As well as being flexible, this battery technology is fully scalable. "This battery can be made as small as a pinhead or as large as a carpet in your living room," said NJIT professor Somenath Mitra. 

 LG's flexible cable batteries
 
Meanwhile LG Chem recently announced that it had produced a kind of cable battery that could be bent and even tied into a knot without heating up during use. It probably won't be ready for mass production for another few years, though.
LG's great local rival, Samsung, is also working on flexible solid state battery technology which will bend without catching fire.
Other vital smartphone components appear to be ready to make the jump to a flexible format. The aforementioned Finnish company Canatu Oy has just launched its fifth generation of Carbon NanoBud (CNB) films, which enable the replacement of indium tin oxide (a solid conductive material) in capacitive touch sensors.
"Our production line for CNB films and touch sensors is in operation and marks an important milestone going to volume manufacturing," explains a Canatu Oy spokesperson, adding that there are plans for a mass volume plant in the second half of 2014.
In other words, here is another vital component in flexible touchscreen displays that is just about ready to roll out to commercial products.

Give and take
So, given the break-throughs in these key technological areas, when will we see properly flexible phones in our shops?

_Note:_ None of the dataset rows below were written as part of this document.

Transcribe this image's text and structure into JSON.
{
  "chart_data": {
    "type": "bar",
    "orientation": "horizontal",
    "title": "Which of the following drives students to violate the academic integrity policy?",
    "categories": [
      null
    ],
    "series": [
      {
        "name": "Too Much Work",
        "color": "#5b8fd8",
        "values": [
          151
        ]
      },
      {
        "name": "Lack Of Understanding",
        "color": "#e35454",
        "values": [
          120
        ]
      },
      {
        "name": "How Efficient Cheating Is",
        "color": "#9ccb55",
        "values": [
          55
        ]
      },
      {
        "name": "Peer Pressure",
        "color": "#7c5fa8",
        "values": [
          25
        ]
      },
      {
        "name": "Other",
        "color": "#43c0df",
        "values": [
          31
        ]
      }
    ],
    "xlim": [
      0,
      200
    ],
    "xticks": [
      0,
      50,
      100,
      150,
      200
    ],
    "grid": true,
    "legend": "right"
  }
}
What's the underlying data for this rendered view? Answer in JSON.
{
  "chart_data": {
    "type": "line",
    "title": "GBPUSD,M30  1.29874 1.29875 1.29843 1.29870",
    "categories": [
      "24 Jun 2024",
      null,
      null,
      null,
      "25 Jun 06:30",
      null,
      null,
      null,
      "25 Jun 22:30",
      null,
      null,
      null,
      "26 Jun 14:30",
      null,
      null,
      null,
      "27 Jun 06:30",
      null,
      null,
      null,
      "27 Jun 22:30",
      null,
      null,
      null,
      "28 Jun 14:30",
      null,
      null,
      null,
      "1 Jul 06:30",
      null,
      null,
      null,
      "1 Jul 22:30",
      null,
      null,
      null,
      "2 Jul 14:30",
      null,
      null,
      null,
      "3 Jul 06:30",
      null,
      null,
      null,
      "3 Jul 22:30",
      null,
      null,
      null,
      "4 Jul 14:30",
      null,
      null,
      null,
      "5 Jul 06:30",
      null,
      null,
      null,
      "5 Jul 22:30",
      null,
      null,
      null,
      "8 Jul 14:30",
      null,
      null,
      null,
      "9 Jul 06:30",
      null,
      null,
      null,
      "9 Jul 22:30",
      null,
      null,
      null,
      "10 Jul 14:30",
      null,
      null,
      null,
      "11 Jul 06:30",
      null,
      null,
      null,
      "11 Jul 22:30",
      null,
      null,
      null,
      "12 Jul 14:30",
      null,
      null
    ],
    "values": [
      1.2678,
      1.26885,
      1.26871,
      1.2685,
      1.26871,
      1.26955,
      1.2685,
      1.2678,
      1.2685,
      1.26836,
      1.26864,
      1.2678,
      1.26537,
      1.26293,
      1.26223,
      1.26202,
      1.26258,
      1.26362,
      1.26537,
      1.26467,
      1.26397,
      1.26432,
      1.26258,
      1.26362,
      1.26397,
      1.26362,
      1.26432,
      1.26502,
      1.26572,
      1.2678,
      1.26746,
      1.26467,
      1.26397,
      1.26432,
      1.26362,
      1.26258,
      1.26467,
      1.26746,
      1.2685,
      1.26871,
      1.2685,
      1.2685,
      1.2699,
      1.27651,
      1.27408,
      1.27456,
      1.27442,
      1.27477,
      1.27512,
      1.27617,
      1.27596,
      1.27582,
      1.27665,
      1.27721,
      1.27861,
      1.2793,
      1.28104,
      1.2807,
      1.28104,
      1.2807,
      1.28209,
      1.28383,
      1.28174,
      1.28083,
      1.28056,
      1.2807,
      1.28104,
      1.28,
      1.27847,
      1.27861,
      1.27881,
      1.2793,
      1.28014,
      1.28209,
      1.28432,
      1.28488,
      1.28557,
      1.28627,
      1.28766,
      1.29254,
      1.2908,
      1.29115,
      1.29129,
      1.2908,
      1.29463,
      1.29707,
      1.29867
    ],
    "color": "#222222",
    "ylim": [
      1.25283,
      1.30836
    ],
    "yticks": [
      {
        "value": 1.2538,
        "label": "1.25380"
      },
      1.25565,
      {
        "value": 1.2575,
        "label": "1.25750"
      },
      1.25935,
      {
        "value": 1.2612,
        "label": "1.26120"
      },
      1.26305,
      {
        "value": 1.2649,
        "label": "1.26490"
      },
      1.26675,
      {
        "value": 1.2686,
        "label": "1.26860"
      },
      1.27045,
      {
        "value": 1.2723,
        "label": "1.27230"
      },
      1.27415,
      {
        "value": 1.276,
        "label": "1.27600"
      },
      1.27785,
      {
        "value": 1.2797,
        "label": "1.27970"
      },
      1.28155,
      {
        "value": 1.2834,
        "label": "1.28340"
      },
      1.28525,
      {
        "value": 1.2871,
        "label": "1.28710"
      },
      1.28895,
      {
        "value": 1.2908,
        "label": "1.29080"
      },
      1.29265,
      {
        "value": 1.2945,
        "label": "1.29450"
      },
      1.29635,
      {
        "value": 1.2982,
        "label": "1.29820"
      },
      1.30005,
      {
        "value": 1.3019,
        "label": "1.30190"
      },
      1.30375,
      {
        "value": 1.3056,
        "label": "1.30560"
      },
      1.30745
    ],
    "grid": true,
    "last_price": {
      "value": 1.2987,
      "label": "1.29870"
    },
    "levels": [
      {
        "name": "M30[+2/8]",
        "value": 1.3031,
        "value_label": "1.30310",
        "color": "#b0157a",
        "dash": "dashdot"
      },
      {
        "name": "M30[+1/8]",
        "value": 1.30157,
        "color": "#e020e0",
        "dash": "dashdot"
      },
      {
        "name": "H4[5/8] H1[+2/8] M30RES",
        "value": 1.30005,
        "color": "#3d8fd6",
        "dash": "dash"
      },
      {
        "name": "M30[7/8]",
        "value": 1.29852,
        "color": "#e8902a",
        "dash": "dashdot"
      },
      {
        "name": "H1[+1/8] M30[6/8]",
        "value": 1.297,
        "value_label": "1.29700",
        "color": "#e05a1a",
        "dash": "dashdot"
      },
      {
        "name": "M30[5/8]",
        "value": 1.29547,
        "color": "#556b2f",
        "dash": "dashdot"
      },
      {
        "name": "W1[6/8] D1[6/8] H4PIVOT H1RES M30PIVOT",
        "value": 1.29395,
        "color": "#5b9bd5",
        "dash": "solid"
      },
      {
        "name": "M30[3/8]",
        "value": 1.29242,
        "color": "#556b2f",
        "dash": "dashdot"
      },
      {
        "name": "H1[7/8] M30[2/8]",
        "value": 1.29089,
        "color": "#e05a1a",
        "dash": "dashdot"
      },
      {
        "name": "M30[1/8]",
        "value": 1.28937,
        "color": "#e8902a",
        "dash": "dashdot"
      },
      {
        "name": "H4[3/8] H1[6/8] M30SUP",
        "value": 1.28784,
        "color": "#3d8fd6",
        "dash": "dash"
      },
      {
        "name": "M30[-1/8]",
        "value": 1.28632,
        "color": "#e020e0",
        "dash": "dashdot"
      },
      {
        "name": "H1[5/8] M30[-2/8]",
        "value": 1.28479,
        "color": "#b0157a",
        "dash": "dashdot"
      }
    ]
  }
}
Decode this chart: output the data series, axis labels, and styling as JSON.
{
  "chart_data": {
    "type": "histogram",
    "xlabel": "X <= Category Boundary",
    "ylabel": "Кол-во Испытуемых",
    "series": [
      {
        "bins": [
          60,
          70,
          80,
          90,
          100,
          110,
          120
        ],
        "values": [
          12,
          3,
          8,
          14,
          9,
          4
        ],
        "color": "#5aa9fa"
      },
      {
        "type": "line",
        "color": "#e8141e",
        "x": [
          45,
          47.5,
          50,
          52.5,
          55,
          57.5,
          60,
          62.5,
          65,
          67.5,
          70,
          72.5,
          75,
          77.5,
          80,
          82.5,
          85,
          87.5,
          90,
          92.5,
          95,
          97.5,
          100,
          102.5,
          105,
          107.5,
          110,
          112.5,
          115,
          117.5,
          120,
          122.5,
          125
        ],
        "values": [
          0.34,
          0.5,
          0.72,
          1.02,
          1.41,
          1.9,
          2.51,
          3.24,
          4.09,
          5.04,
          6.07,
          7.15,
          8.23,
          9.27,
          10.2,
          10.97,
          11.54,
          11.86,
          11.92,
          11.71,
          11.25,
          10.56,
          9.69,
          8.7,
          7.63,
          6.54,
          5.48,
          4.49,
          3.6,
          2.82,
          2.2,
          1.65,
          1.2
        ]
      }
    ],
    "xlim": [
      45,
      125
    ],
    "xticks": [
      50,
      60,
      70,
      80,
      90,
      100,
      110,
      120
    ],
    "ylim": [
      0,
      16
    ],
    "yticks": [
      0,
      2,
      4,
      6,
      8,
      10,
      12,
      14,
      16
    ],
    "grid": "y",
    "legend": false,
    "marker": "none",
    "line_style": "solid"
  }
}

Industry insiders believe that it's less than two years away. "Canatu estimates (the) first fully foldable products will be in the market in 2015," claims a spokesperson for the company.
It's an estimate that appears to back-up the projections of the smartphone manufacturers themselves. According to a slide the company recently showed to investors, Samsung anticipates that its first bendable smartphone will be ready to go in 2014, while its first fully foldable smartphone will be on the market either towards the end of 2015 or the beginning of 2016.
And don't for one minute think that this is likely to be another dead end gimmick to file alongside phones with 3D displays. Dr Kinam Kim, president and CEO of Samsung Display, recently told analysts that "flexible display penetration could rapidly increase to 40% by 2018."
That's not to mention the technology's virtually guaranteed adoption by the automotive and fashion industries. Expect the cars of the near future to feature dramatically swooping digital displays that mould and form to the shape of a dashboard, and shirts that utilise paper thin and stretchable OLED displays to alter the colour and pattern of the 'fabric.'
It seems as if the future really is flexible, and it's going to be phones that lead this somewhat bendy-legged charge.